Permanence of Surgical Results
Although it is accepted that nose development generally stops after rhinoplasty, such an arrest does not occur in every individual and in every surgical technique in a similar and symmetrical way. For instance, nasal bones may continue to grow after surgeries that only interfere with nasal cartilage. A 15-year-old patient whose nasal tip cartilage was thinned by tip rhinoplasty (nasal tip surgery) may come back at the age of 20 and say, “After the operation, an arch developed on my nose, but I did not have such a problem before the operation”. What happens here is simply that the parts of the nose that are not tampered with during surgery continue to grow naturally. Sometimes after the surgery, one of the nasal bones may grow a little more than the other, and this may lead to irregularities on the nasal ridge as well as deviation in the nose. Briefly, after surgical operations performed at an early age, the nose may not “remain as it was done”. In order to prevent this, when operating adolescent patients, I prefer total roof dissections in which all growth centers are treated equally, rather than limited dissections. By the way, “dissection” means the surgical separation of tissues from each other.
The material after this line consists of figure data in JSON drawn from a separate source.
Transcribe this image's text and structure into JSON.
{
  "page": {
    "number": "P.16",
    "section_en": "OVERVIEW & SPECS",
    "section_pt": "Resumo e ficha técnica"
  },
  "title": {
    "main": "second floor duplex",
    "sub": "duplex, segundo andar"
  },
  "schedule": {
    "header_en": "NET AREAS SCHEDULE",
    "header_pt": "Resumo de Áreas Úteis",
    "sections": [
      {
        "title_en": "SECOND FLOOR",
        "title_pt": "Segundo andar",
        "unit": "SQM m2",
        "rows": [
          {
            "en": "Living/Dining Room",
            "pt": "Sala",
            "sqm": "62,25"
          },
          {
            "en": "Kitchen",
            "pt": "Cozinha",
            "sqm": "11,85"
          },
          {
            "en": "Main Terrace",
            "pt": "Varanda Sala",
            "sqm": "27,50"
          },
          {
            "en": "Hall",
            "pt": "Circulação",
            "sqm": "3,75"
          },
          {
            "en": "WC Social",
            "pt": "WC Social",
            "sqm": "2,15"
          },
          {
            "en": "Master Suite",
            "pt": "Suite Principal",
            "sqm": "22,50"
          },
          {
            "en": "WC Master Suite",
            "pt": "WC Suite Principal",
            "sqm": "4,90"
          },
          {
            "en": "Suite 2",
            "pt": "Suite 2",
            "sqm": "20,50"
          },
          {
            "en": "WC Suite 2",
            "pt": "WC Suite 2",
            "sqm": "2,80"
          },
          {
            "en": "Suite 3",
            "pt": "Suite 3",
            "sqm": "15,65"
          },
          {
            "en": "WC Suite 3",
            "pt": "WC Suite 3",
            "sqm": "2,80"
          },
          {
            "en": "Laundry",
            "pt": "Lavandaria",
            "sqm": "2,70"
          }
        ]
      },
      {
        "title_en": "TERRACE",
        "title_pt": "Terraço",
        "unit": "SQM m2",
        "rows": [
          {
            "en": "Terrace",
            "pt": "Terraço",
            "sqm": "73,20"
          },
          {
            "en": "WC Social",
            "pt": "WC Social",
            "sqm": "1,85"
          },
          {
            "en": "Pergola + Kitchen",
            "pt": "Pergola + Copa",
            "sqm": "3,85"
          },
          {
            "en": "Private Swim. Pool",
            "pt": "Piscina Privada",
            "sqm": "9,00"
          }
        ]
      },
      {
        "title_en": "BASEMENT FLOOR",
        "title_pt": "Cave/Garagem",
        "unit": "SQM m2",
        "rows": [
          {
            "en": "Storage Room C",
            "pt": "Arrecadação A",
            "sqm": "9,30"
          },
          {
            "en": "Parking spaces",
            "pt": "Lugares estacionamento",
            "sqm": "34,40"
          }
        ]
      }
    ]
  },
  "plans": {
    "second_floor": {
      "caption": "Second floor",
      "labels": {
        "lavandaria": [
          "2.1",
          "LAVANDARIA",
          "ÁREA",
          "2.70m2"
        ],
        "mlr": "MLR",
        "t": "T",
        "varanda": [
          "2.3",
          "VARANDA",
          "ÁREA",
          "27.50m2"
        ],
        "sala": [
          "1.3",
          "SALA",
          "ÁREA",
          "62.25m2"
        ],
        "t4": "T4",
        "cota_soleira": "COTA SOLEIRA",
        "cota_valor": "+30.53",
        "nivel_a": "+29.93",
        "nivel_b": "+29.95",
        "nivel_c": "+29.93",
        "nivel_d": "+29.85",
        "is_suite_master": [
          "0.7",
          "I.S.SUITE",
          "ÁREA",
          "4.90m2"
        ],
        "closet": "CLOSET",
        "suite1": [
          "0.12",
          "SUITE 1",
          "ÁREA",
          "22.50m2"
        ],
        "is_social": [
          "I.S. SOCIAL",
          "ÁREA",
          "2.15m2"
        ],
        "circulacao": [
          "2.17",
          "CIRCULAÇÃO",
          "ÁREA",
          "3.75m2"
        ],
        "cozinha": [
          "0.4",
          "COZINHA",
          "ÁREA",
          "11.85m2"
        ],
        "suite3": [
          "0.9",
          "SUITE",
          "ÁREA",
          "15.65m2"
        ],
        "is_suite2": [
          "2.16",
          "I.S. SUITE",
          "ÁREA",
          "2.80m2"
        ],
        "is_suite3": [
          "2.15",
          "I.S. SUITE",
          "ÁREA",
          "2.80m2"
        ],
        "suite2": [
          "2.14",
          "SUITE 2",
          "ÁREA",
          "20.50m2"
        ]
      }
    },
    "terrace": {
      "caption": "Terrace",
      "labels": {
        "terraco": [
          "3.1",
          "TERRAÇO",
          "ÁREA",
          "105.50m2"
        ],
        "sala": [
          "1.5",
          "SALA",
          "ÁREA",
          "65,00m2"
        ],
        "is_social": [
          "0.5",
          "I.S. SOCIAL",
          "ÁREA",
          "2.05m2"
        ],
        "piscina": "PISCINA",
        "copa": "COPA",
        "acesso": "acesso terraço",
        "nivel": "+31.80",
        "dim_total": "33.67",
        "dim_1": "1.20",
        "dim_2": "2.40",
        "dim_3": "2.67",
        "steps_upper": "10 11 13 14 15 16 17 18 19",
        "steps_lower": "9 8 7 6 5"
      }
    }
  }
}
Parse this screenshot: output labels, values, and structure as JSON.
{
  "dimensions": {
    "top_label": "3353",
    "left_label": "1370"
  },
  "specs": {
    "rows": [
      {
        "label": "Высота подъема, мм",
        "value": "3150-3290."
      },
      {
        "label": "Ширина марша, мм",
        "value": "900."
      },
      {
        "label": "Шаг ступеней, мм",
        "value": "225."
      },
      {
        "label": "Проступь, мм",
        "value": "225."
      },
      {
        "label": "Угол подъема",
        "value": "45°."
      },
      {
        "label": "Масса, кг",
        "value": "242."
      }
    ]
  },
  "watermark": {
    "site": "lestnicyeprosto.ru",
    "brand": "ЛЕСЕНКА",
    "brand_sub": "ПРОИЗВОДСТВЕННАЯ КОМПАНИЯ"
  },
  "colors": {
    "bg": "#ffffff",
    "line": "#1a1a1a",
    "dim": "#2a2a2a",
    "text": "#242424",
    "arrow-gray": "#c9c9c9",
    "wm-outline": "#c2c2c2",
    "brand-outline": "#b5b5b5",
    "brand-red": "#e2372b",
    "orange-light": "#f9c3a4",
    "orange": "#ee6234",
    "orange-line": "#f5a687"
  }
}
Impact on Sports / Academic Success
Respiratory problems due to a nasal trauma may affect individuals engaged in sports/activities that require high performance at a young age. In cases where functional problems in the nose affect sleep quality, school success, daily concentration, sports performance, or where they trigger septum-induced headaches or recurrent sinusitis episodes, rhinoplasty may become a medical necessity rather than an arbitrary aesthetic procedure. In such cases, surgery is possible at earlier ages.
Traumatic Deformities
Deformities caused by a serious accident and trauma may need to be treated at an early age. Some deviations in the nose will not improve as age progresses, and on the contrary, they will make the patient's life increasingly difficult. In such cases, as there is no use in waiting, the required medical intervention can be performed at an earlier age.
Emotional Maturity
Besides physical maturity, there is also the question of emotional maturity to consider. Rhinoplasty is a permanent change in the physical appearance of a young individual. After the operation, it is not possible to say, “I'm bored with this model. I'll switch to another.” An emotionally-mature adolescent who knows what they are doing can accept permanent changes in their body in an adult-like manner.
My advice for parents is that they make sure their child has realistic expectations about rhinoplasty and is also physically and emotionally stable. Although rhinoplasty can have a positive effect on the adolescent's body image, the new nose will not improve, for example, a bad emotional relationship.
Particularly in a high school environment, young individuals may be exposed to cruel criticism and cynical attitudes by their friends. It is imperative that young individuals to undergo rhinoplasty are able to receive negative or positive feedback from their social environment maturely and have reached a level of maturity to construct their self-concept independently from the opinions of other individuals.